Strasbourg adapted a pressing game throughout the field, with the aim to suffocate any Lyon’s ball-carrying player. Generally, this created a tight defensive structure in the middle of their own half. But for Lyon’s second goal, that structure was broken when Mitrović followed Dembélé, allowing Aouar to move in that space. And like for the first goal, it was Koné who made an error that led to the penalty.
Strasbourg capitalised on Lyon’s complacency
The home side had no choice but to push forward in numbers in order to salvage a point. As a result, Lyon started to exploit the space behind Strasbourg’s defensive line and more chances were created, though Lyon failed to score a third goal. Strasbourg capitalised on that and managed an unlikely comeback.
Strasbourg’s first goal came from their favorite method of attack, crossing. After receiving the ball from Fofana, Prcić made a run towards Lyon’s final third and passed the ball to Caci. The French left back noticed Thomasson made an incisive cross for the midfielder. He perfectly met the cross and steered the ball into the far corner. Surprisingly, no Lyon defenders or midfielders noticed the ex-Nantes midfielder’s run and closed him down. It was a textbook attack, but Lyon’s complacency cost them a goal.
The second Strasbourg goal came was the result of a more intense pressing game. Diop picked up the ball after a misunderstanding between Dubois and Tousart, who was late to pick up the pass. The ball fell to Thomasson, who noticed Ajorque’s run and made a through ball to him. Only Dubois and Denayer recognized that and when they started closing him down, the ball had already left his foot. His shot was so strong that Lopes had no chance of stopping it, and Strasbourg had managed a two goal comeback in just one minute.
In the remaining minutes, Lyon started to push forward but they faced a stubborn Strasbourg defense.

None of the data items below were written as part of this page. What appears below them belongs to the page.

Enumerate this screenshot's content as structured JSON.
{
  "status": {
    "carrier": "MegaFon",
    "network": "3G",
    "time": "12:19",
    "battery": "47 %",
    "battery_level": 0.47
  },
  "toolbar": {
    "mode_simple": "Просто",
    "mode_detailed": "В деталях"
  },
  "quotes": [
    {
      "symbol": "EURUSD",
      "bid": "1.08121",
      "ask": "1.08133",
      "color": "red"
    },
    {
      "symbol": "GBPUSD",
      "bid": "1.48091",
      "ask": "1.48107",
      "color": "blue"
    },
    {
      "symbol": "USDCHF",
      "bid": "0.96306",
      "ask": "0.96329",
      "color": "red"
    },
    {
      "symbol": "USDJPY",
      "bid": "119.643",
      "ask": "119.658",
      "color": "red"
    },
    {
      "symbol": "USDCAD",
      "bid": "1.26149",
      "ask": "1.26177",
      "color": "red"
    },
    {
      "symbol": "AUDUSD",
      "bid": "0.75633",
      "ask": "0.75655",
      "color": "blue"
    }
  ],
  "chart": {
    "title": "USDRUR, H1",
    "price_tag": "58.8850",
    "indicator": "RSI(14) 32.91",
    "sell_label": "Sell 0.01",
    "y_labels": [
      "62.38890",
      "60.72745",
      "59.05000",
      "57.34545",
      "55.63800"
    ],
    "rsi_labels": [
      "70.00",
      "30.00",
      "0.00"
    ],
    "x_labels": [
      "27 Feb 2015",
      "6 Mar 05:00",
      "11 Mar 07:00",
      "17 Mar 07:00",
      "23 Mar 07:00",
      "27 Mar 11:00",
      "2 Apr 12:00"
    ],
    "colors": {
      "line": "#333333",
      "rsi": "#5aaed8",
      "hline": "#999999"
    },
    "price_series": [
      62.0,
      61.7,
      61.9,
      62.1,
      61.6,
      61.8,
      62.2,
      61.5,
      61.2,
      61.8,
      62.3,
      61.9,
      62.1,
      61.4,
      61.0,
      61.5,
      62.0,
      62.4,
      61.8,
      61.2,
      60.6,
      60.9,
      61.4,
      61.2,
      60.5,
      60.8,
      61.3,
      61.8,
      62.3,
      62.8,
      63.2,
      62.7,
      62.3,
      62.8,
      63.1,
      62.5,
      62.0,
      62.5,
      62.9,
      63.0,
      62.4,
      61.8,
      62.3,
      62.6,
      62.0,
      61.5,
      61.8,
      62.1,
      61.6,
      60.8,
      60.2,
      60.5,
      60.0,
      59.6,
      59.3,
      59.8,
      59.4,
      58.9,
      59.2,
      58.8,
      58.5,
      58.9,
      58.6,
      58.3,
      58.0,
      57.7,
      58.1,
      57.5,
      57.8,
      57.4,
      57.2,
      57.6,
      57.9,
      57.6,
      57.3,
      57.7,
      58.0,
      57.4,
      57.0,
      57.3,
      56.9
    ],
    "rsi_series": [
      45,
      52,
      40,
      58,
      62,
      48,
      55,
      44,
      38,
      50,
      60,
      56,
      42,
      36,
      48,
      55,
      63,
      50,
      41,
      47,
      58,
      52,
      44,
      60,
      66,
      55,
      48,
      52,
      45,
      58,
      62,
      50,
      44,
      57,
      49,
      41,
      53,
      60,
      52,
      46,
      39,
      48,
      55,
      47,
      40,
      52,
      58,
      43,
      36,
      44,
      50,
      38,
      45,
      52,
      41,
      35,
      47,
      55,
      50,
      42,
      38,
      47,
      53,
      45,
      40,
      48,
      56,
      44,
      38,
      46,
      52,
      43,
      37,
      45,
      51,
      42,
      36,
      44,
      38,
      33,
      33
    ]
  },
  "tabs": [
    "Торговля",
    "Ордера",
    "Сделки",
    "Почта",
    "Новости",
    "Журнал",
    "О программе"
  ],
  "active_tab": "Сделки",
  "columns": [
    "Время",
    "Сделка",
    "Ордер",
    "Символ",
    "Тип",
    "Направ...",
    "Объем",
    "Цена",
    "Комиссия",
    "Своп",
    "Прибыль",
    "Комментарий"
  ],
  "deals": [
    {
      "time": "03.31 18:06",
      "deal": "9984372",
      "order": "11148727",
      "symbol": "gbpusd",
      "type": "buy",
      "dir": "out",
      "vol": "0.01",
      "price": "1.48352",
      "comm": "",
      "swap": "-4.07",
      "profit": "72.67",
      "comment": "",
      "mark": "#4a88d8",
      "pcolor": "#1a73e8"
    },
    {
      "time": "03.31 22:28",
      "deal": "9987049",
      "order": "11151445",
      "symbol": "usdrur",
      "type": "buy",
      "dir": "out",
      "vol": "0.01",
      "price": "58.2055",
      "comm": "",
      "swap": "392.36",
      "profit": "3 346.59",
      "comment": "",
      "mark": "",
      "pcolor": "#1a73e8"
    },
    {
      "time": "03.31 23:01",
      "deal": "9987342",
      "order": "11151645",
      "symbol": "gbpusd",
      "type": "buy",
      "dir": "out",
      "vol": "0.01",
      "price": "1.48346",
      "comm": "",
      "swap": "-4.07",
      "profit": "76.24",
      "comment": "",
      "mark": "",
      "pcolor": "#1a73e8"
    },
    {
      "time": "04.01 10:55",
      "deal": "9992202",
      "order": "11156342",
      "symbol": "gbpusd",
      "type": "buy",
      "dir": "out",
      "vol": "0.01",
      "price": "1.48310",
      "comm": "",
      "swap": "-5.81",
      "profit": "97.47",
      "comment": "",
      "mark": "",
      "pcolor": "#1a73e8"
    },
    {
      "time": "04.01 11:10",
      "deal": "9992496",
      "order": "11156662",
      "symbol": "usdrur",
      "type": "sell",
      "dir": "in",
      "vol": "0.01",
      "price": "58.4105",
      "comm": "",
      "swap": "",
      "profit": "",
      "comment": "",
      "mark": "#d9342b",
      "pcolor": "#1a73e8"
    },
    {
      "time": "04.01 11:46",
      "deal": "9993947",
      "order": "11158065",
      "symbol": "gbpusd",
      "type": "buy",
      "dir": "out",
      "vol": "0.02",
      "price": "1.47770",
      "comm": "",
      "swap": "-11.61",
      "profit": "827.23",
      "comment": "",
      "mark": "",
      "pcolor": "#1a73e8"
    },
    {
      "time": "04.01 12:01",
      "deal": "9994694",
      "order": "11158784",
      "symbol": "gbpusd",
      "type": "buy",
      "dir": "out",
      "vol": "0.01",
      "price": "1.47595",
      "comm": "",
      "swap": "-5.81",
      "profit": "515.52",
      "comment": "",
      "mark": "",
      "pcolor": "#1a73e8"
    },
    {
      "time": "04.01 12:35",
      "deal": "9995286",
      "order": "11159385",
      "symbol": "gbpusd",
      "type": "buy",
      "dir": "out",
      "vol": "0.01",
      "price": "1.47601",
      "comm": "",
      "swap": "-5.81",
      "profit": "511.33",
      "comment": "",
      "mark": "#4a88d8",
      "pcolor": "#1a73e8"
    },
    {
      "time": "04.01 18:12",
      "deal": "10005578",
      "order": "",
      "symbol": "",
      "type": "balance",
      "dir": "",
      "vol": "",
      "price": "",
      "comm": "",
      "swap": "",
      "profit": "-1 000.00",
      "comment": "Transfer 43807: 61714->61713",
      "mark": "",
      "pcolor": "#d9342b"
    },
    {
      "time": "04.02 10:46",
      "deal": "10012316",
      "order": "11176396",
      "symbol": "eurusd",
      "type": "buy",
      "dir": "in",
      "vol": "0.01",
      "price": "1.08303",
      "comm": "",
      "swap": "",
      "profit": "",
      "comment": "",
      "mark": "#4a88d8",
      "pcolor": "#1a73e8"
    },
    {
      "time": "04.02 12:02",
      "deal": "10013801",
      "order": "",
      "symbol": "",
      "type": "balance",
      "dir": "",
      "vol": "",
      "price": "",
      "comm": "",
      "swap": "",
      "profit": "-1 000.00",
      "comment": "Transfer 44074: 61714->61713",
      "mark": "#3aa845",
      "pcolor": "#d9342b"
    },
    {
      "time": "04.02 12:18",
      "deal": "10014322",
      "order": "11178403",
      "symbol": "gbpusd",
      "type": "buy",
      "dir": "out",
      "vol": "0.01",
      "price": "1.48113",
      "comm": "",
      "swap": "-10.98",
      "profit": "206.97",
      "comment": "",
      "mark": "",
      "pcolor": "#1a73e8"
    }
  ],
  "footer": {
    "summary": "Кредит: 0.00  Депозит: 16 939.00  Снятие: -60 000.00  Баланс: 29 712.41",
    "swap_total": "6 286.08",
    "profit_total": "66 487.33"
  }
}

Defending the point, Strasbourg now dragged every player back in their own half, creating a low block A low block refers to a team that retreats deep in their own half out of possession, generally only disrupting their opponents around their own box. in front of Sels’ goal. This prevented Lyon from accessing the final third, except from long shots and crosses. But the aerial superiority of the center-backs and the defensive awareness of the midfielders meant Strasbourg held onto a point.
Lyon was the superior team throughout the first sixty minutes. They created a lot of good chances and ran out to a seemingly comfortable 0-2 score line, although expected goal numbers support the claim that Lyon could have had an even bigger lead by that time. At the other end, the defensive players were having a good day too, blocking shots and making interceptions. But once again, complacency and inconsistency cost them vital points.
For Strasbourg, their direct, wing-based style of play paid off, but you could say they had some luck on their side. Strasbourg can also create thoroughly-prepared attacks though, with creative players like Prcić or Thomasson. So far, results leave little room to doubt Thierry Laurey’s preferrred style of play, as it proves its efficiency. A Coupe de la Ligue final is waiting for Strasbourg, and this match might be the best preparation.